Thursday, May 30, 2019
abortion :: essays research papers
     Im late for my period. Ive never had sex willingly. Oh God I hope it wasnt from that night. How can I live with myself or tell some one my secret. No one will believe me, it was my own boyfriend. Its my fault anyway, I shouldve wished to have sex, he told me we were going to get married. Where is he now? He said hell love me forever, I need him by my side. I think Im going to take the test. I cant be pregnant How can I explain to the child that I dont want it. I have major plans like college and meeting my Prince Charming. I dont want to have a kid, especially since its face is going to remind me of the worst night of my life.
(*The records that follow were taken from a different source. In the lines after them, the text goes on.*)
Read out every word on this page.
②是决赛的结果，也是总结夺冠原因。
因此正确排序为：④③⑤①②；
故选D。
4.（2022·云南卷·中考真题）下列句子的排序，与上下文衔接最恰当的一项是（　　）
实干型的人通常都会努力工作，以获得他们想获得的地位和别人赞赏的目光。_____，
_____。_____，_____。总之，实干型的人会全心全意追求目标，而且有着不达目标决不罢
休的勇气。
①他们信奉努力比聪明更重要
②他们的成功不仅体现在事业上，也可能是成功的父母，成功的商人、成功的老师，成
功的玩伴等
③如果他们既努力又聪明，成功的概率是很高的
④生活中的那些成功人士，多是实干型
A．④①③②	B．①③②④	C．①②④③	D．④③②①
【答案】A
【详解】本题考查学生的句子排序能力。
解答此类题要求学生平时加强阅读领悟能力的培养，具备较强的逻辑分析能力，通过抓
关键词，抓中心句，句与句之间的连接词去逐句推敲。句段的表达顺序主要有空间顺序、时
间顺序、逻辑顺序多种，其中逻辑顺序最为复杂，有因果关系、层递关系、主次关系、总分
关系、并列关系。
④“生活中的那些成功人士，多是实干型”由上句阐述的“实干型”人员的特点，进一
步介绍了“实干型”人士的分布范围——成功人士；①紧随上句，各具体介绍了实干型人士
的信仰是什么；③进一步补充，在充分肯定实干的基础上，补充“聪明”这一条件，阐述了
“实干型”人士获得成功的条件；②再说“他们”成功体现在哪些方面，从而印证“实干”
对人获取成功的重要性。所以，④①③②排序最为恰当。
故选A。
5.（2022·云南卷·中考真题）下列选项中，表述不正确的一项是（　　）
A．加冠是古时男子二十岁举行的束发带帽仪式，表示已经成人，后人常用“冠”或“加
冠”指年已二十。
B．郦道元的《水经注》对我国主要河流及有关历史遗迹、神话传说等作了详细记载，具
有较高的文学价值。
I cant be pregnant Im only 18 years old. I have college to go to next year, Im not even with Bill anymore.     "NO STOP PLEASE STOP" I cried as this "man" took me into his world, one in which I know I didnt belong.     "ATLEAST PUT A CONDOM ON WHO ARE YOU? WHY ARE YOU DOING T HIS TO ME? PLEASE STOP" I kept glaring and he was in such rage and had such determination that I would succomb to his ways and enjoy the most horrible experience of my life.     So, Im going to take a pregnancy test. I pray Im not pregnent. I cant imagine telling anyone. They know I dont believe in premarital sex. I still project myself a virgin. Ive never told anyone about that night, so if I just end up pregnant, who is going to believe me? I hope my mom stays by myside, I know she is going to be outraged. I hope Bill will coiffure it his two cents in, should I even tell him? Abortions are legitimate in my state. It seems like a reasonable thing to do. I dont want to kill my baby or throw him away in the dumpster. I would put it up for adoption, but every morning and night for the next nine months I am going to relive that horrible night. Roe v. Wade was found on this case. In 1973, The state of Texas had outlawed abortions. The Supreme Court declared the law unconstitutional, but refused to order an injuction againts the state. On January 22, 1973, The Supreme Court voted the right to solitude including abortions.